How are SSL Certificates Rotated in the Platform9 Managed Kubernetes Stack
Problem
Kubernetes components rely on a set of certificates for authentication to communicate with each other. These certificates have a set validity and are renewed.
This article explains how certificates are managed in a PMK cluster.
Environment
- Platform9 Managed Kubernetes - All Versions
Answer
- The pf9-nodelet service on the nodes is the one in charge of cluster bootstrapping. It does so by executing a series of phases which bring up the Kubernetes stack.
- In the very first phase the service reaches out to the Management Plane where a Vault service provides a set of signed certificates which are then stored on the node. These are used by the installed Kubernetes stack.

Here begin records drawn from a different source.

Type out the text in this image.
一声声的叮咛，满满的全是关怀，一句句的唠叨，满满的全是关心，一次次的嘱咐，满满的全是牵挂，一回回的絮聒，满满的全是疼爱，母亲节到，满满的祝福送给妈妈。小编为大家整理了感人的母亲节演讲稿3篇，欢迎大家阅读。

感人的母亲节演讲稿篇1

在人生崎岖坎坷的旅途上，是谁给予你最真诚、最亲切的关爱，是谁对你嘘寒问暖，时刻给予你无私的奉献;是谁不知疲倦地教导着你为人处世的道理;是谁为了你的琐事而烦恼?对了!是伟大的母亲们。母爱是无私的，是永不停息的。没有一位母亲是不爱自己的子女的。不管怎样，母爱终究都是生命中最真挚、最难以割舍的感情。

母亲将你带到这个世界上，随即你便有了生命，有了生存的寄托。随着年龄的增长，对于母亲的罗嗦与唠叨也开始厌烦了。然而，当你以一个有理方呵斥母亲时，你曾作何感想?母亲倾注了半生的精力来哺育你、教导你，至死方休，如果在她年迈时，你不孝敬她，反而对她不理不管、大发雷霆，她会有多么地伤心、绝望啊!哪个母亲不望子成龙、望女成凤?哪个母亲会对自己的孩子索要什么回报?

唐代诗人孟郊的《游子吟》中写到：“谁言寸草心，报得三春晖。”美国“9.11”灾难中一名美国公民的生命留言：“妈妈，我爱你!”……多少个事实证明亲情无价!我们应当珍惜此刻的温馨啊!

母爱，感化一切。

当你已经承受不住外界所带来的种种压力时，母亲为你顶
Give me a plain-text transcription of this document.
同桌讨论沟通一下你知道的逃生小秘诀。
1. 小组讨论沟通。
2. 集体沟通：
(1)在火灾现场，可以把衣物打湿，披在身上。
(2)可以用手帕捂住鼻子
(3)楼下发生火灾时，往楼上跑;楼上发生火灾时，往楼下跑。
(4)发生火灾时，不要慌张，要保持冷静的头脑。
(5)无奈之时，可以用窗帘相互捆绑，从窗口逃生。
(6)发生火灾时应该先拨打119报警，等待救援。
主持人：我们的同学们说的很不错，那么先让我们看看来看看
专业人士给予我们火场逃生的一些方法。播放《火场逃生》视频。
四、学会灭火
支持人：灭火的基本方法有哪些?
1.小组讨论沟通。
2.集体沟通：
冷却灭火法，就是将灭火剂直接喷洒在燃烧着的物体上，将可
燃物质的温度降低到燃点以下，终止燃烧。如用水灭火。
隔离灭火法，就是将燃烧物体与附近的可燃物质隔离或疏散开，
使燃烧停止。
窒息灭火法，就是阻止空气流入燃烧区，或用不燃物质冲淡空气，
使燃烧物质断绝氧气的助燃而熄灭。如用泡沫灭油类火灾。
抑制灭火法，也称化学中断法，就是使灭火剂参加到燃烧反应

- Every time the Kubernetes stack restarts, the new set of certificates are requested and mounted. If the stack is not restarted, this will be done when there is a Kubernetes version upgrade since that involves a stack restart.
- It is recommended that cluster upgrades are performed at regular intervals. Along with renewing certificates for the stack this also ensures you get the latest features and security fixes for the cluster.
- If you prefer to rotate certificates at fixed intervals without performing a cluster upgrade you can perform a rolling restart of the stack across nodes.
- Perform the following steps on each node- $ systemctl stop pf9-hostagent
- $ systemctl stop pf9-nodelet
- /opt/pf9/nodelet/nodeletd phases stop- This will tear down the Kubernetes stack on the node. Wait for this command to finish.
- systemctl start pf9-hostagent
- $ /opt/pf9/nodelet/nodeletd phases status- This will tell you if the stack is back up running.
 
Please follow the steps in this exact order. Do not substitute any other nodeletd phases commands.
Restarting the Kubernetes stack on the node will result in the node getting drained and pods being rescheduled. You might notice brief service disruptions depending on how your Application is architected.
On a multi-master cluster, ensure that the steps are performed to one master node at a time else ETCD will lose quorum and the cluster will be unreachable.
Take and maintain regular backups of your cluster data, especially etcd data.